Trabecular Micro-bypass (iStent)
The concept behind iStent is to bypass the trabecular meshwork and to re-route aqueous from the anterior chamber into the Schlemm’s canal without disrupting the scleral surface. The iStent is a titanium L-shaped implant coated with heparin (see Figure 4). It is guided intoSchlemm’s canal by means of a Swan-Jacobs lens and a special inserter. The procedure is suitable for combined surgery as the same temporal corneal incision is used as for cataract surgery.

A multicentre study reported on 58 patients who underwent combined iStenting and cataract surgery.⁴⁰ The IOP and the number of medications was reduced from 21.7±3.9 to 17.4±2.9mmHg (p<0.001) and from 1.6±0.8 to 0.4±0.6, respectively. In some smaller case studies, IOPs in the mid-teens in iStent-alone procedures were achieved.³⁹

Potential complications of the iStent may include chronic inflammation, clogging of the device’s lumen and poor function in the case of malposition in the canal.

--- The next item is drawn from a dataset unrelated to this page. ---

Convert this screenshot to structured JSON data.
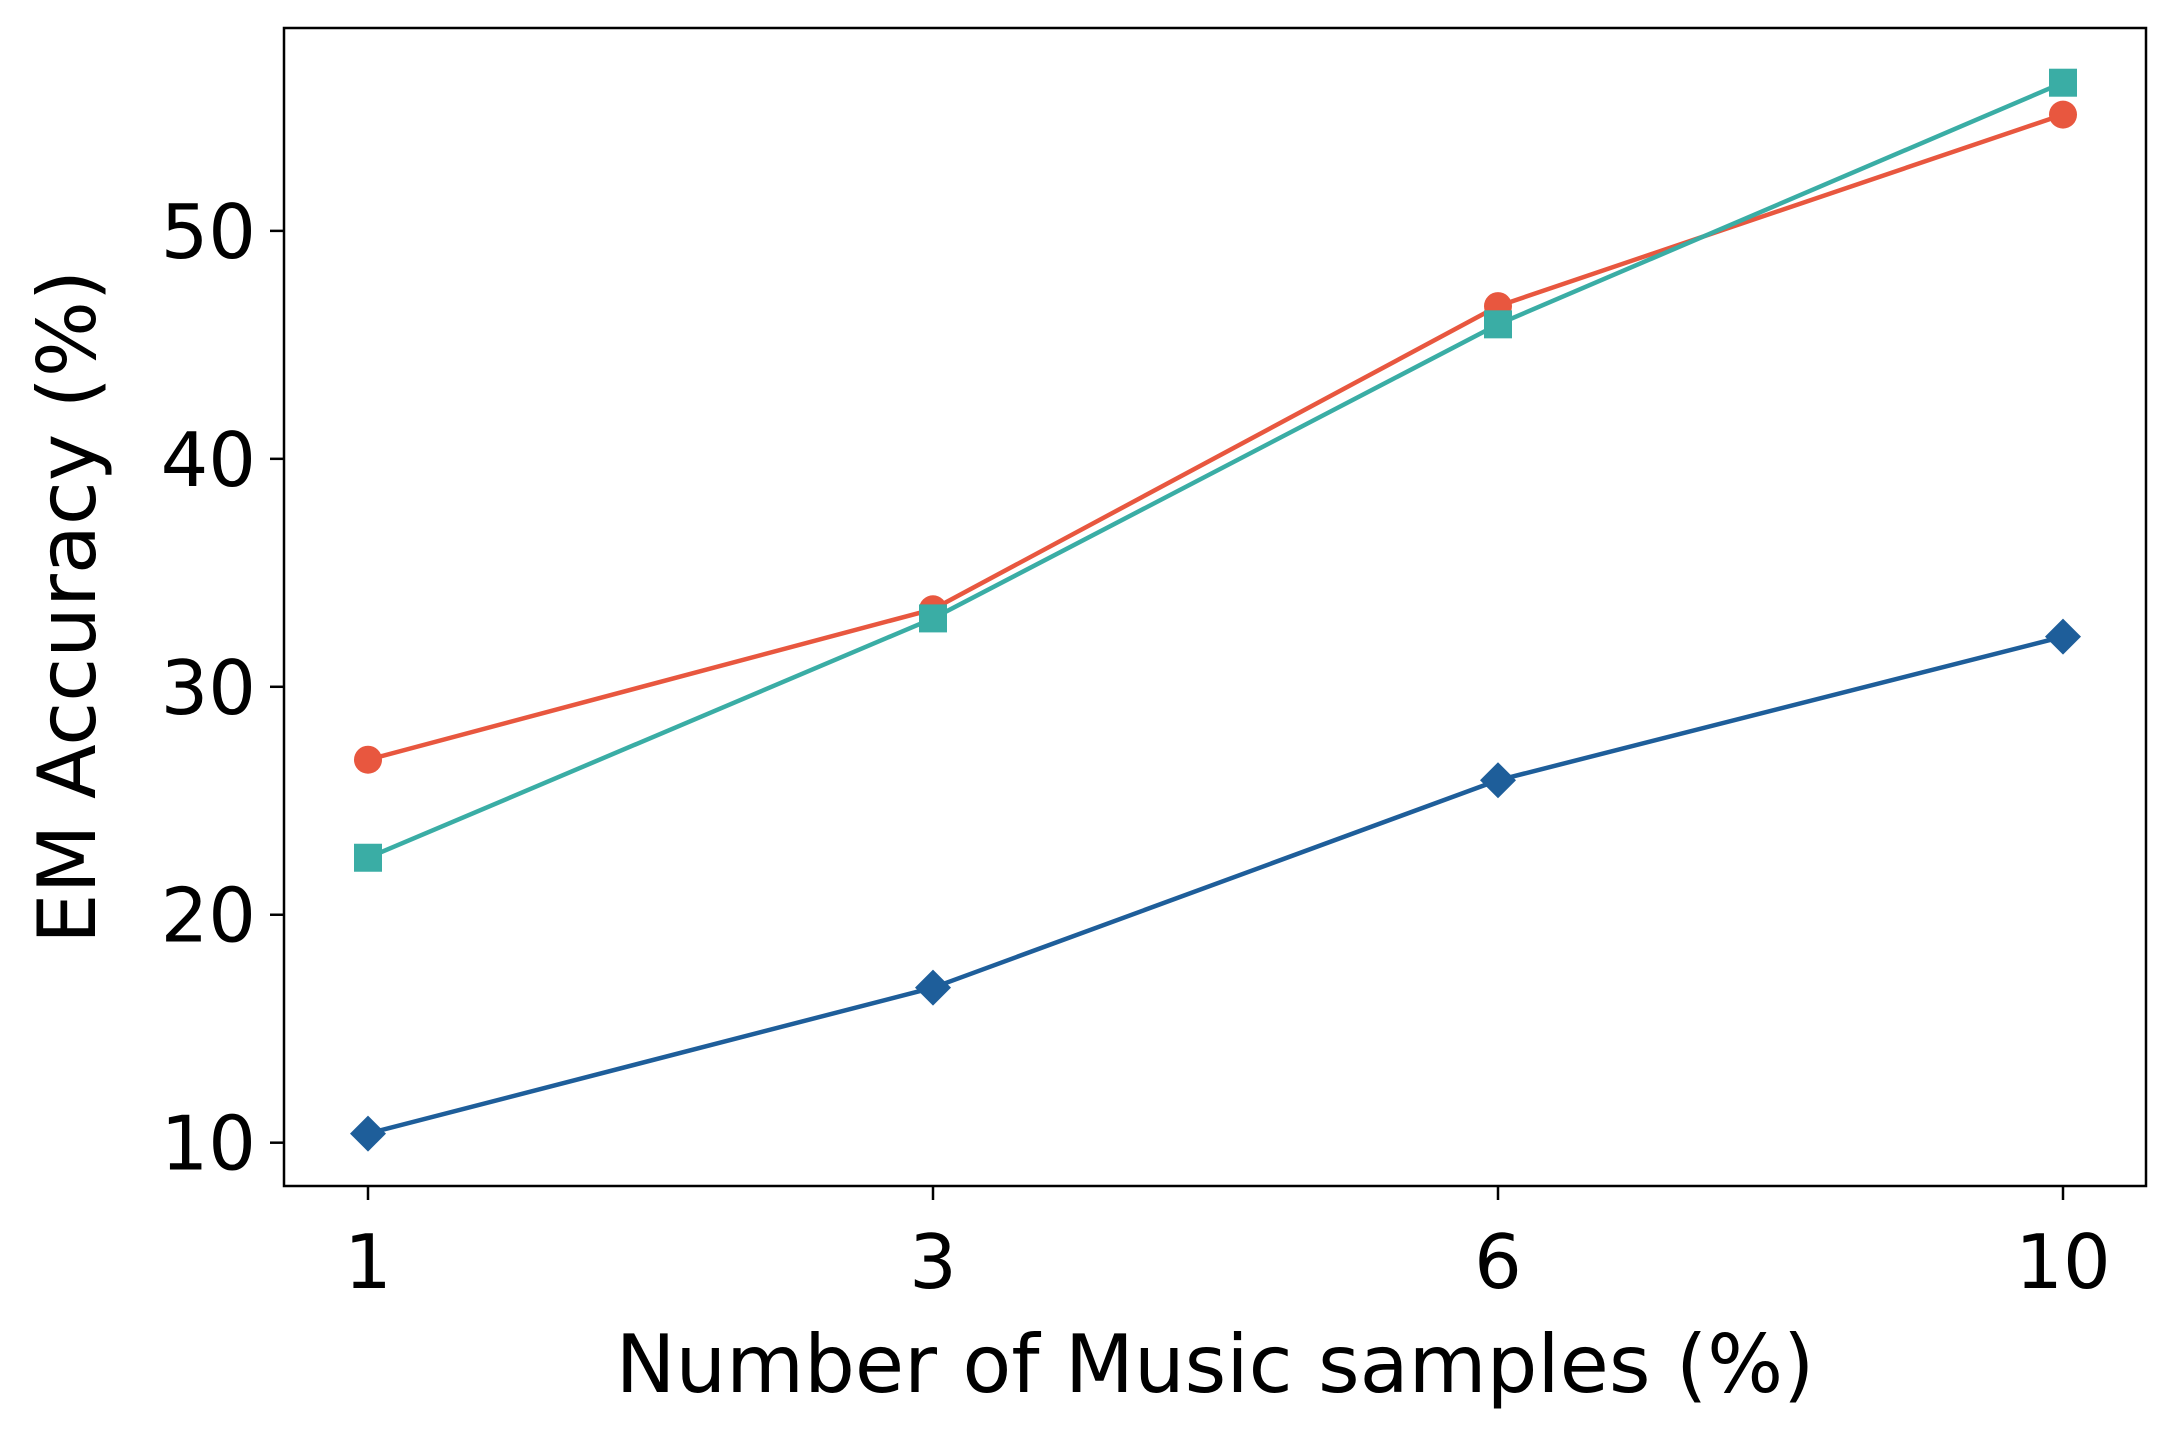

Conclusions and Future Directions
In open-angle glaucoma, the bulk of the pathologically increased resistance to aqueous outflow is located in the juxtacanalicular tissue and inner wall. For this reason, bypassing or selective removal of the site of maximal outflow resistance without harming other structures of the eye has been the declared goal of glaucoma surgery for many years. Trabeculectomy was originally designed to restore the natural physiological system, but for more than 40 years the key to success in the standard glaucoma procedure has been subconjunctival filtration.

However, the ongoing struggle with complications has forced surgeons to search for safer alternatives. Owing to recent technical advances, the concept of re-establishing the physiological pathway has moved again into the centre of attention. Surgeries involvingSchlemm’s canal correct the pathological defect in the system and force aqueous into the collector channel system. Current data suggest that these procedures are safe, whether performed ab externo or ab interno. They are designed to obviate the need for a filtering bleb and all the problems inherent with transscleral filtration. Moreover, hypotony is virtually eliminated due to the intrinsic resistance of the episcleral venous system.

However, this is the other side of the same coin. Schlemm’s canal surgery is limited in its ability to lower IOP below 12mmHg and may not be suitable for eyes in which a very low IOP goal is deemed necessary. Canaloplasty and Trabectome may be more promising than the micro-bypass iStent, simply for the fact that they target a larger area of diseased trabecular meshwork. Comparative, randomised studies and long-term results are awaited to draw final conclusions as all procedures remain subject to biological changes and repair mechanisms over the years.

In the near future, the significance of surgery in glaucoma therapy will be redefined and the time of intervention scrutinised owing to the good safety profiles of the newer techniques. There will be a trend towards earlier intervention with Schlemm’s canal surgery. This is because many surgeons are concerned that eyes treated for years with topical antiglaucomatous drugs41 may have a poorer surgical outcome, particularly if success depends largely on the integrity of the physiological outflow system, as in Schlemm’s canal surgery.